The WHO and Africa CDC are both on high alert, and international partners including the CDC, Médecins Sans Frontières, and the International Rescue Committee have deployed teams to the ground. Whether the Ebola outbreak in Africa can be contained within DRC and Uganda, or whether it spreads further, depends heavily on the speed and scale of this coordinated response.

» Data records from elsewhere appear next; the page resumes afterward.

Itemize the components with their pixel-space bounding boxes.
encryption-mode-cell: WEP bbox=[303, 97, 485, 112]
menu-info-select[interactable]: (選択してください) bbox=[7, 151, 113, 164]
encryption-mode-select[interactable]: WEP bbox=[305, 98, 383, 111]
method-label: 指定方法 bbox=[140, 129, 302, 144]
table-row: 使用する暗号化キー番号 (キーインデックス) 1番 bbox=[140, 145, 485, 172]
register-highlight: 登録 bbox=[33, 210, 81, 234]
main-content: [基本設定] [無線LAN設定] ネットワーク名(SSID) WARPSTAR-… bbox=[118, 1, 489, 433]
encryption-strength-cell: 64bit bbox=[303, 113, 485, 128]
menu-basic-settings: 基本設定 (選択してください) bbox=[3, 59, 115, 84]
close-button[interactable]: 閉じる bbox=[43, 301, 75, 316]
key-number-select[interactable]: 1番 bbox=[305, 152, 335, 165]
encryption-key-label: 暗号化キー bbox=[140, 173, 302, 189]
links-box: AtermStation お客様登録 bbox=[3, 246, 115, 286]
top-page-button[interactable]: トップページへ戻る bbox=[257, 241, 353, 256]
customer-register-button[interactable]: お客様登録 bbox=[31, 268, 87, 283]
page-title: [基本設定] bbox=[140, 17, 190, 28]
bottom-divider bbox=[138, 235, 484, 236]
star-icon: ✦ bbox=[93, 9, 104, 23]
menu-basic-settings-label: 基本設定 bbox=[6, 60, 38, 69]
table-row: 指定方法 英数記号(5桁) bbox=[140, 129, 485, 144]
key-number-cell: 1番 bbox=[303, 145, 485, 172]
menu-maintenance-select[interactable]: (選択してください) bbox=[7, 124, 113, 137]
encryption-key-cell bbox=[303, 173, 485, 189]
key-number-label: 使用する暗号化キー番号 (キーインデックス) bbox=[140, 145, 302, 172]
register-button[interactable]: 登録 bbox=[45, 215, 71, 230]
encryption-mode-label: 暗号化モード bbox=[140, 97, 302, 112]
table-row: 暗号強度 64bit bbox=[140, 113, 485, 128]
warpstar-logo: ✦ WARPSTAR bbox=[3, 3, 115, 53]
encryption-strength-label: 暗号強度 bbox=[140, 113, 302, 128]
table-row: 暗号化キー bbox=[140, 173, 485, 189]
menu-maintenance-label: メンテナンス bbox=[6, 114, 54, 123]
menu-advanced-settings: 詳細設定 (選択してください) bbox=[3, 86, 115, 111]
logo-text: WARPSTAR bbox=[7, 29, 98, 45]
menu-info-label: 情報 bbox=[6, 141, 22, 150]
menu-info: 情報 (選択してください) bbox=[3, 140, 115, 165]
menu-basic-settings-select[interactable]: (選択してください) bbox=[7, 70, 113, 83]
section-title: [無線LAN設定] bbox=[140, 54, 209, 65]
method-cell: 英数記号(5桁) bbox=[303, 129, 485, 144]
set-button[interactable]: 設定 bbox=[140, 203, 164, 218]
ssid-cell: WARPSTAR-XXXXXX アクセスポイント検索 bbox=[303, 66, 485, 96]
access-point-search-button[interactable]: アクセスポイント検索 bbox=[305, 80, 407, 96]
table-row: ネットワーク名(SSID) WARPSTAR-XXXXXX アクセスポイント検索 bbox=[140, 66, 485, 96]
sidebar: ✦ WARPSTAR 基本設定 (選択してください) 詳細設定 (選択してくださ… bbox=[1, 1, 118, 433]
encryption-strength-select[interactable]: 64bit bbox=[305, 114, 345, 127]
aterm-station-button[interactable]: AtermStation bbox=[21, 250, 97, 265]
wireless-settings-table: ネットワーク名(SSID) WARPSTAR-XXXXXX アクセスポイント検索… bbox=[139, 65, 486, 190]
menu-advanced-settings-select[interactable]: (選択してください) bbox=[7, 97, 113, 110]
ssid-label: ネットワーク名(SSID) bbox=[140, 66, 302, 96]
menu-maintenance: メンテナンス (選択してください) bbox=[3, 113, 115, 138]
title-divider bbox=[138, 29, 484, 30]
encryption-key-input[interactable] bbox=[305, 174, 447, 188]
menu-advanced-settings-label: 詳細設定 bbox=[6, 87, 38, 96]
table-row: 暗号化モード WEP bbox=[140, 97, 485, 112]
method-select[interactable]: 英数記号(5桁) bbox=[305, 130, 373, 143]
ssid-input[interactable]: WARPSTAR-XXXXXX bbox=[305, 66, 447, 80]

Public health authorities stress that understanding how Ebola spreads, recognizing Ebola symptoms early, and following official guidance are the three most important tools the public has in the face of this growing crisis.

 FAQs

What is the famous book about Ebola? 

The most widely read book about Ebola is The Hot Zone by Richard Preston, published in 1994. It chronicles the emergence of the Ebola Reston virus in a primate research facility near Washington D.C. in 1989 and provides a gripping account of how the virus behaves in the human body. Another significant work is Spillover by David Quammen, which explores the science of zoonotic diseases including Ebola and explains how viruses jump from animals to humans  the central question behind every Ebola outbreak in Africa.

What are the four types of Ebola? There are four species of orthoebolaviruses known to cause illness in people. The first is the Zaire Ebola virus  the most common and most lethal, responsible for the devastating Ebola outbreak 2014 in West Africa and the basis for the only currently approved Ebola vaccine. The second is the Sudan Ebola virus, which has caused multiple outbreaks in Uganda and Sudan. The third is the Bundibugyo virus  the strain driving the Ebola outbreak 2026 in DRC and Uganda  which was first discovered in Uganda in 2007 and has no approved vaccine or treatment. The fourth is the Taï Forest virus, which has caused only a single known human infection. A fifth species, Reston virus, affects primates but has not been confirmed to cause disease in humans.

Who was the woman who stopped Ebola?

 Dr. Joanne Liu, former International President of Médecins Sans Frontières (Doctors Without Borders), is widely credited as one of the most important figures in bringing the catastrophic Ebola outbreak 2014 under control. In September 2014, she delivered a landmark address at the United Nations in Geneva, warning world leaders that the outbreak was “out of control” and demanding the immediate deployment of civilian and military medical assets to West Africa. Her forceful advocacy is widely seen as the turning point that galvanized international action and accelerated the response that eventually ended the epidemic. Dr. Liu’s experience directly shaped how the world approaches Ebola outbreak in Africa responses today.